Defense: Previously, we mentioned that the wealth of depth on this team (in particular the addition of Brewer) would open Carlisle to additional avenues of critique for his handling of minutes. In that vein:
In addition to being forced to ask why Roddy B can dominate early, contributing the third-most points (15) in the game, and still not manage to crack 15 minutes of playing time …
We're also left to wonder if things could have been different if either of the two players with reputations for being defensive stoppers (DeShawn Stevenson and Corey Brewer) had left the bench in the final minute when the game was being stopped between every possession by timeouts … making offensive and defensive substitutions possible.
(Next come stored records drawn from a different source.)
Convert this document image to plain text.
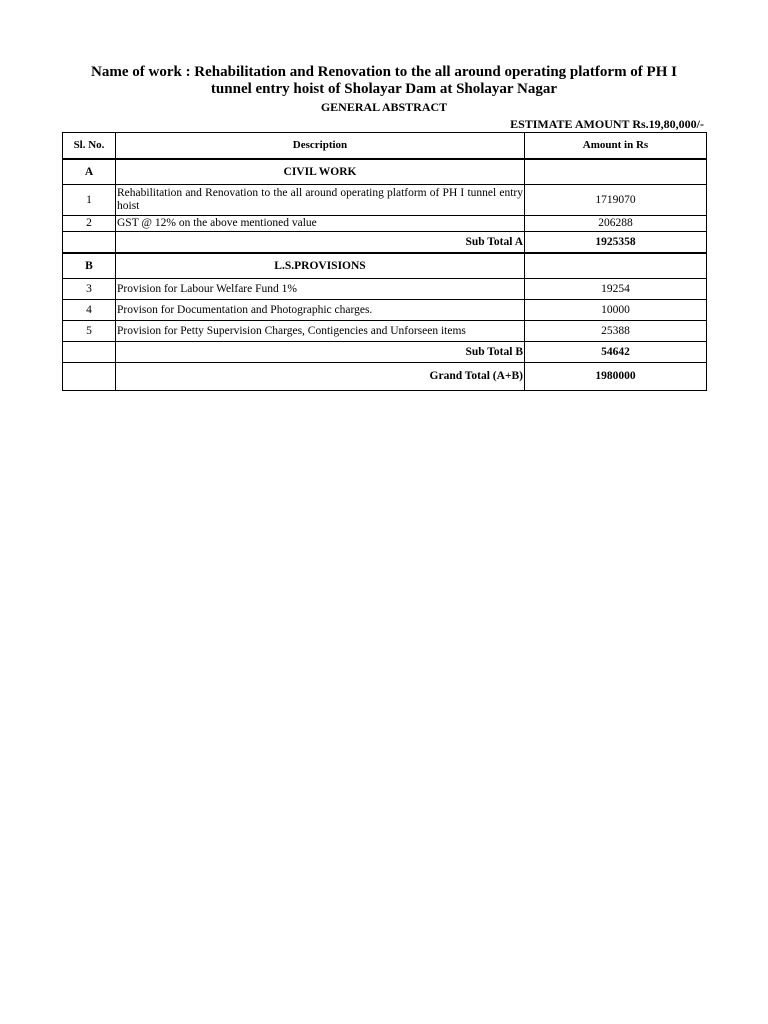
Name of work : Rehabilitation and Renovation to the all around operating platform of PH I
tunnel entry hoist of Sholayar Dam at Sholayar Nagar
GENERAL ABSTRACT
ESTIMATE AMOUNT Rs.19,80,000/-
Sl. No.	Description	Amount in Rs
A	CIVIL WORK	
1	Rehabilitation and Renovation to the all around operating platform of PH I tunnel entry hoist	1719070
2	GST @ 12% on the above mentioned value	206288
	Sub Total A	1925358
B	L.S.PROVISIONS	
3	Provision for Labour Welfare Fund 1%	19254
4	Provison for Documentation and Photographic charges.	10000
5	Provision for Petty Supervision Charges, Contigencies and Unforseen items	25388
	Sub Total B	54642
	Grand Total (A+B)	1980000
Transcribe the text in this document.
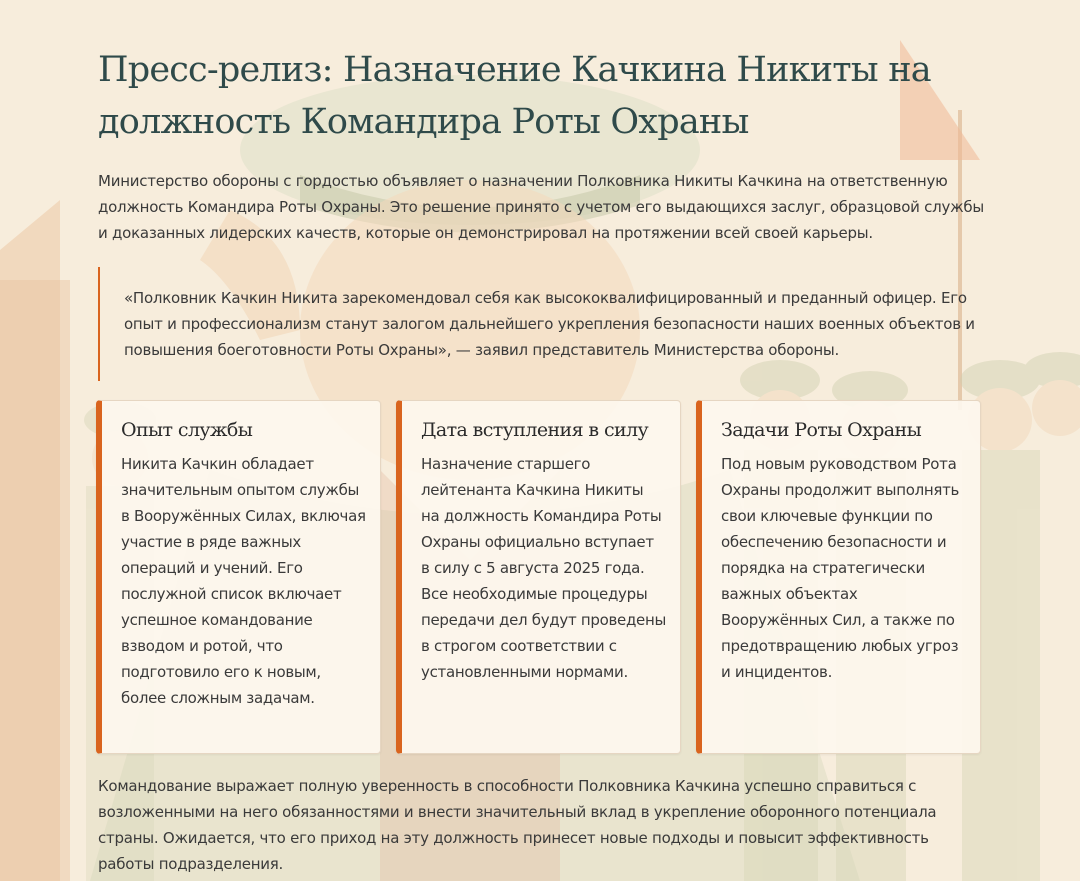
Пресс-релиз: Назначение Качкина Никиты на должность Командира Роты Охраны

Министерство обороны с гордостью объявляет о назначении Полковника Никиты Качкина на ответственную должность Командира Роты Охраны. Это решение принято с учетом его выдающихся заслуг, образцовой службы и доказанных лидерских качеств, которые он демонстрировал на протяжении всей своей карьеры.

«Полковник Качкин Никита зарекомендовал себя как высококвалифицированный и преданный офицер. Его опыт и профессионализм станут залогом дальнейшего укрепления безопасности наших военных объектов и повышения боеготовности Роты Охраны», — заявил представитель Министерства обороны.
Опыт службы

Никита Качкин обладает значительным опытом службы в Вооружённых Силах, включая участие в ряде важных операций и учений. Его послужной список включает успешное командование взводом и ротой, что подготовило его к новым, более сложным задачам.

Дата вступления в силу

Назначение старшего лейтенанта Качкина Никиты на должность Командира Роты Охраны официально вступает в силу с 5 августа 2025 года. Все необходимые процедуры передачи дел будут проведены в строгом соответствии с установленными нормами.

Задачи Роты Охраны

Под новым руководством Рота Охраны продолжит выполнять свои ключевые функции по обеспечению безопасности и порядка на стратегически важных объектах Вооружённых Сил, а также по предотвращению любых угроз и инцидентов.

Командование выражает полную уверенность в способности Полковника Качкина успешно справиться с возложенными на него обязанностями и внести значительный вклад в укрепление оборонного потенциала страны. Ожидается, что его приход на эту должность принесет новые подходы и повысит эффективность работы подразделения.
That Battier lay-in? It occurred because Haywood had to jump out to help (and block) a shot by O.J. Mayo. Why? Because the 6-4 Mayo had easily shed himself of defender Jason Terry to earn a temporarily open look.
If Mayo doesn't get away from Jet, Haywood doesn't have to help … and Battier isn't free underneath for the garbage catch.
Jason Terry was left on the floor to guard O.J. Mayo?
Honestly, this isn't second-guessing. We wondered it on press row twice when Rick opted to skip the idea of a "defensive platoon'' and left Dirk and Jet on the floor in the final seconds.
Wouldn't DeShawn on O.J. and 6-9 Corey (instead of Dirk) on 6-9 Darrell Arthur been a superior matchup opportunity?
THE FINAL WORD: Now all involved will try to shake off having been "smashed in the head" on the opening night of a four-games-in-five-nights stretch and await a rebound performance Monday when the Mavs travel to Minnesota to take on the Timberwolves and Kevin Love (who has a chance to post his 51st consecutive double-double).
"It's on the schedule,'' Carlisle said, "so we've got to play."